Passé une première demi-heure tonitruante le film retombe sur des rails plus classiques. Un chemin balisé mais non dénué du charme propre aux actionners nineties, avec leur pyrotechnie toujours plus démesurée. La multiplication de personnages et de lieux permet de maintenir le spectateur en éveil, jusqu’à son final pétardant qui met en scène intelligemment la verticalité spatiale propre au cyberpunk, où les villes du future n’ont de cesse de défier la gravité. On mentionnera également la bonne surprise de découvrir Takeshi Kitano en caïd de la mafia pour son premier rôle à l’internationale.

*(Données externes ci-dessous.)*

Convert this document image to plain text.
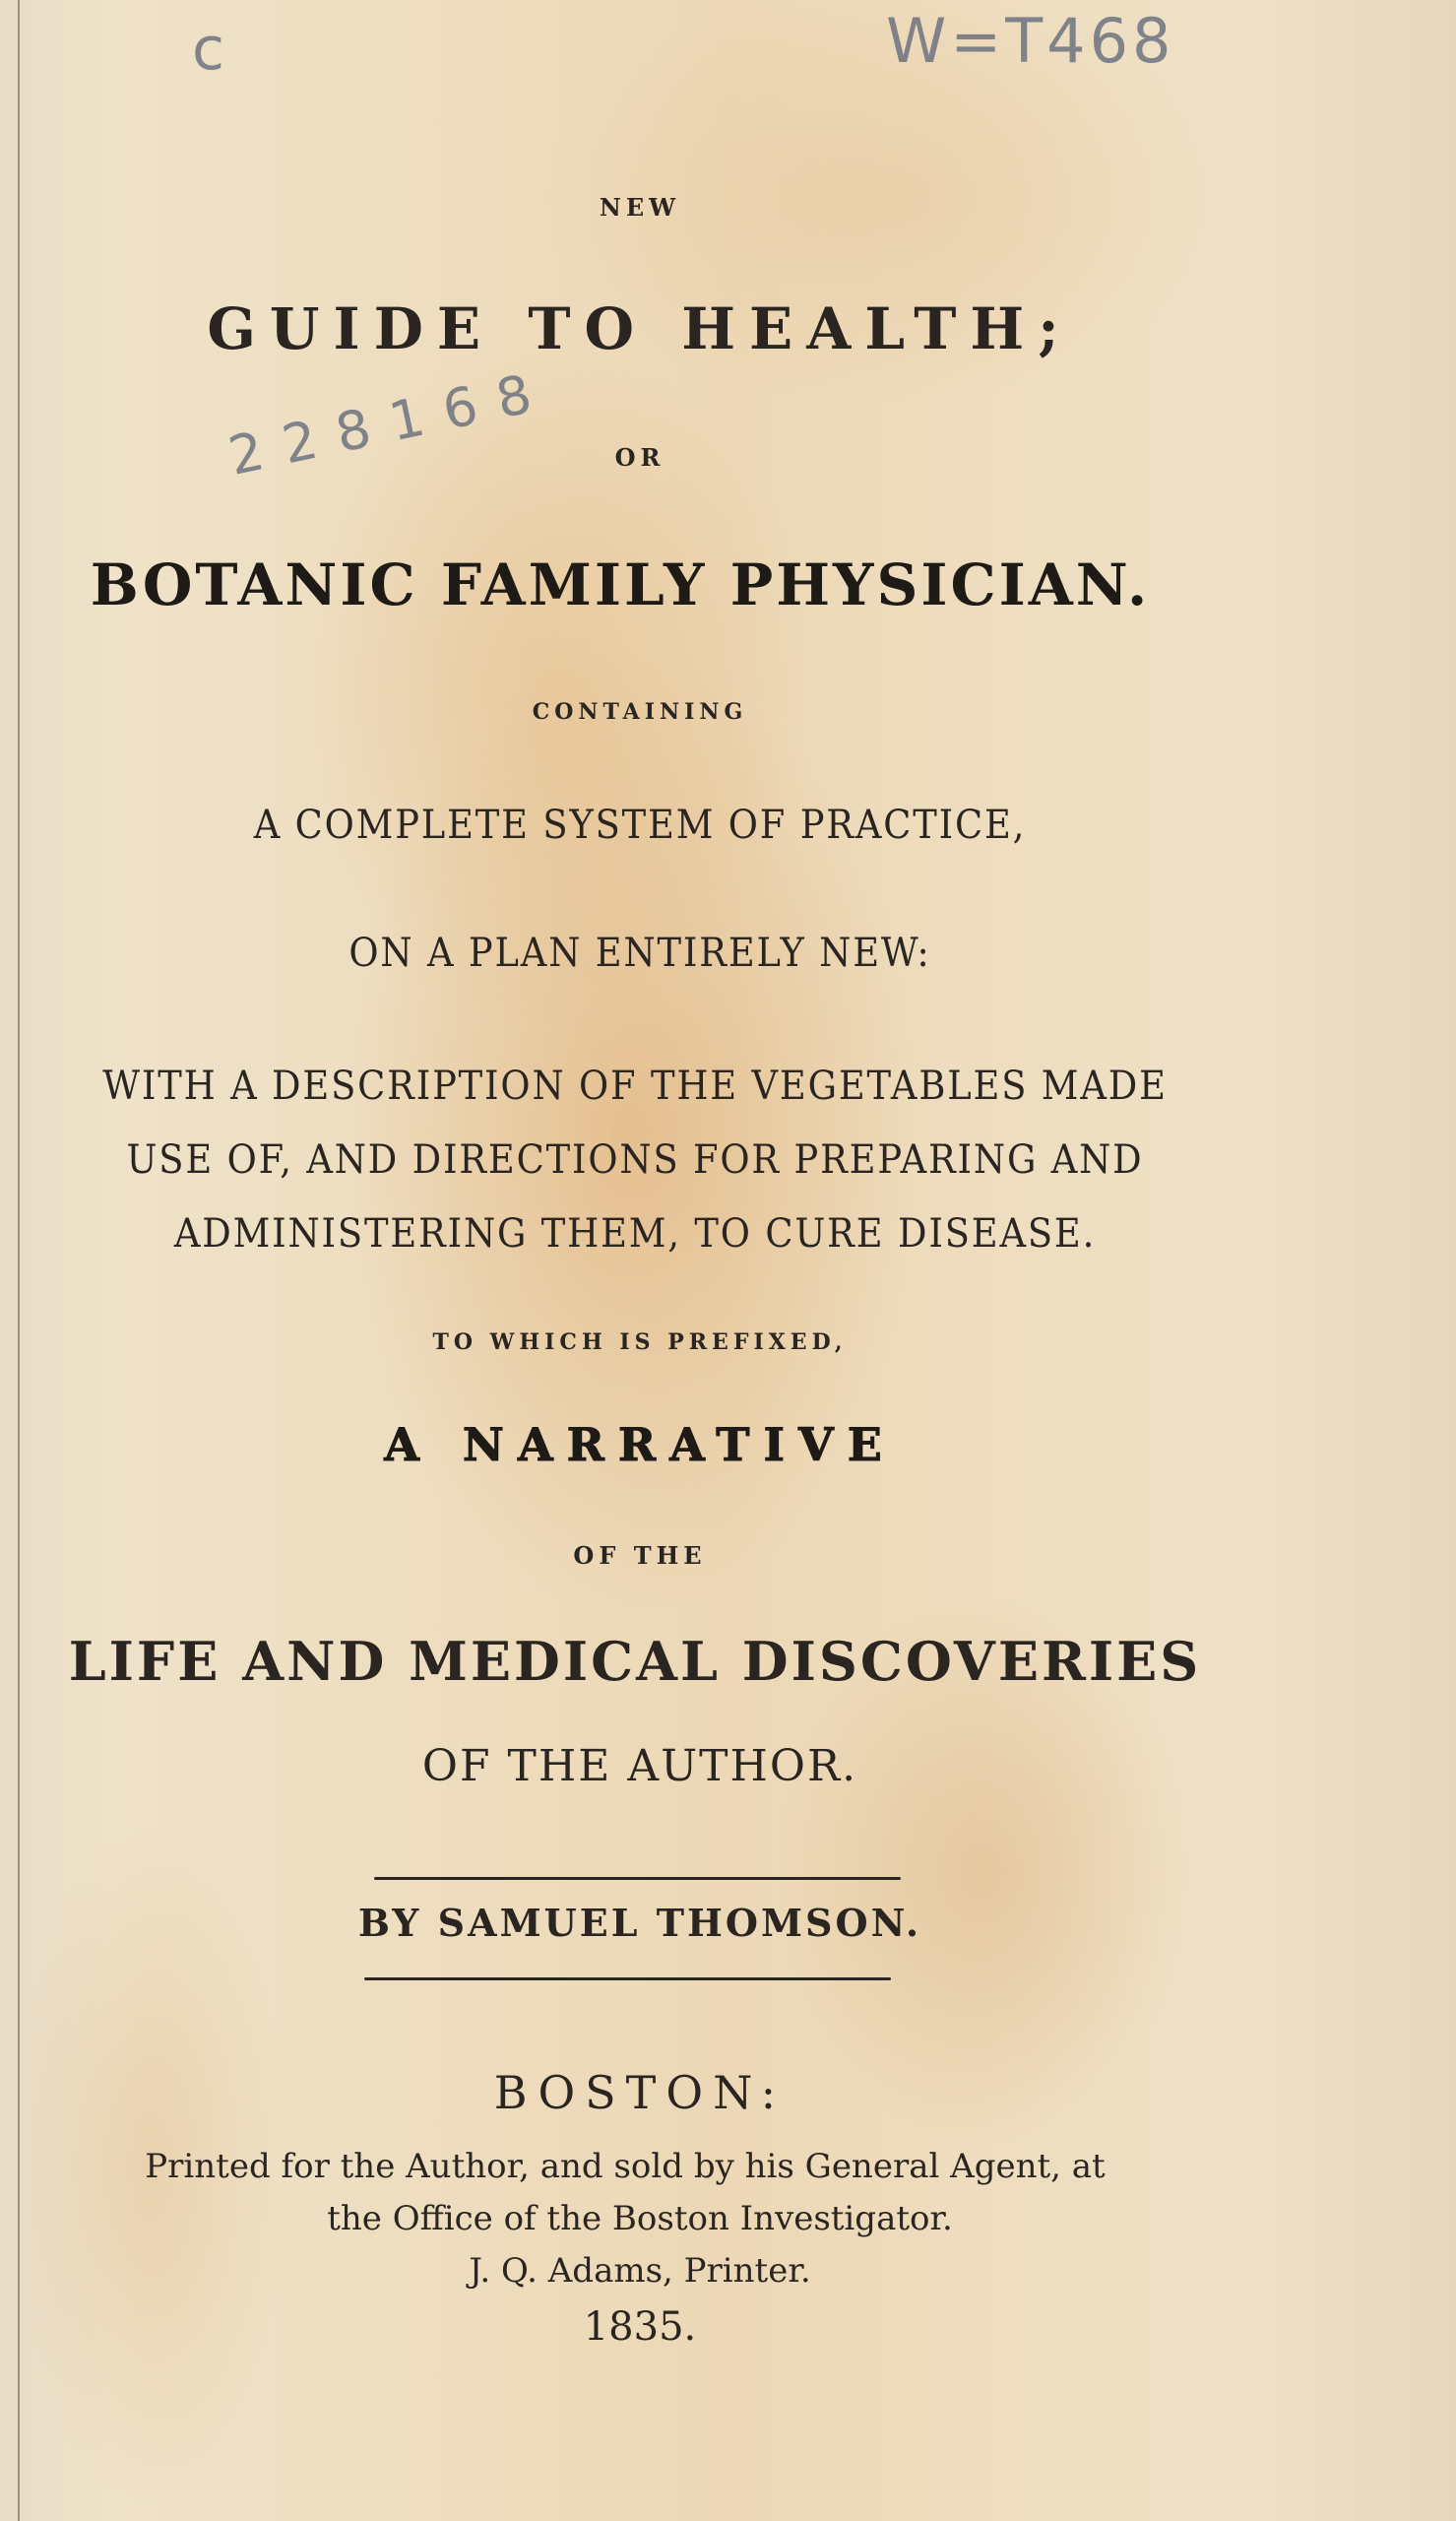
c	W=T468
2 2 8 1 6 8
NEW
GUIDE TO HEALTH;
OR
BOTANIC FAMILY PHYSICIAN.
CONTAINING
A COMPLETE SYSTEM OF PRACTICE,
ON A PLAN ENTIRELY NEW:
WITH A DESCRIPTION OF THE VEGETABLES MADE
USE OF, AND DIRECTIONS FOR PREPARING AND
ADMINISTERING THEM, TO CURE DISEASE.
TO WHICH IS PREFIXED,
A NARRATIVE
OF THE
LIFE AND MEDICAL DISCOVERIES
OF THE AUTHOR.
BY SAMUEL THOMSON.
BOSTON:
Printed for the Author, and sold by his General Agent, at
the Office of the Boston Investigator.
J. Q. Adams, Printer.
1835.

S’ajoute à cela le très approximatif Ice-T, avec sa nonchalance débordante de cooltitude, et un Dolph Lundren en prédicateur fou et ultra violent, qui aurait été apparemment sévèrement coupé au montage. Il est aujourd’hui possible de prolonger l’expérience avec la ressortie du film en Blu Ray dans une version noir et blanc voulue par le réalisateur et encouragée par Sony Pictures. S’inspirant d’Alphaville de Godard et de La Jetée de Chris Marker, Longo a eu accès aux pellicules d’origine pour effectuer la conversion voulue. Alors que la réalité a dorénavant dépassé la fiction (cette critique est écrite 3 ans après les évènements du film), le long-métrage retrouvera peut-être une aura d’anticipation intemporelle que la couleur ne permet plus.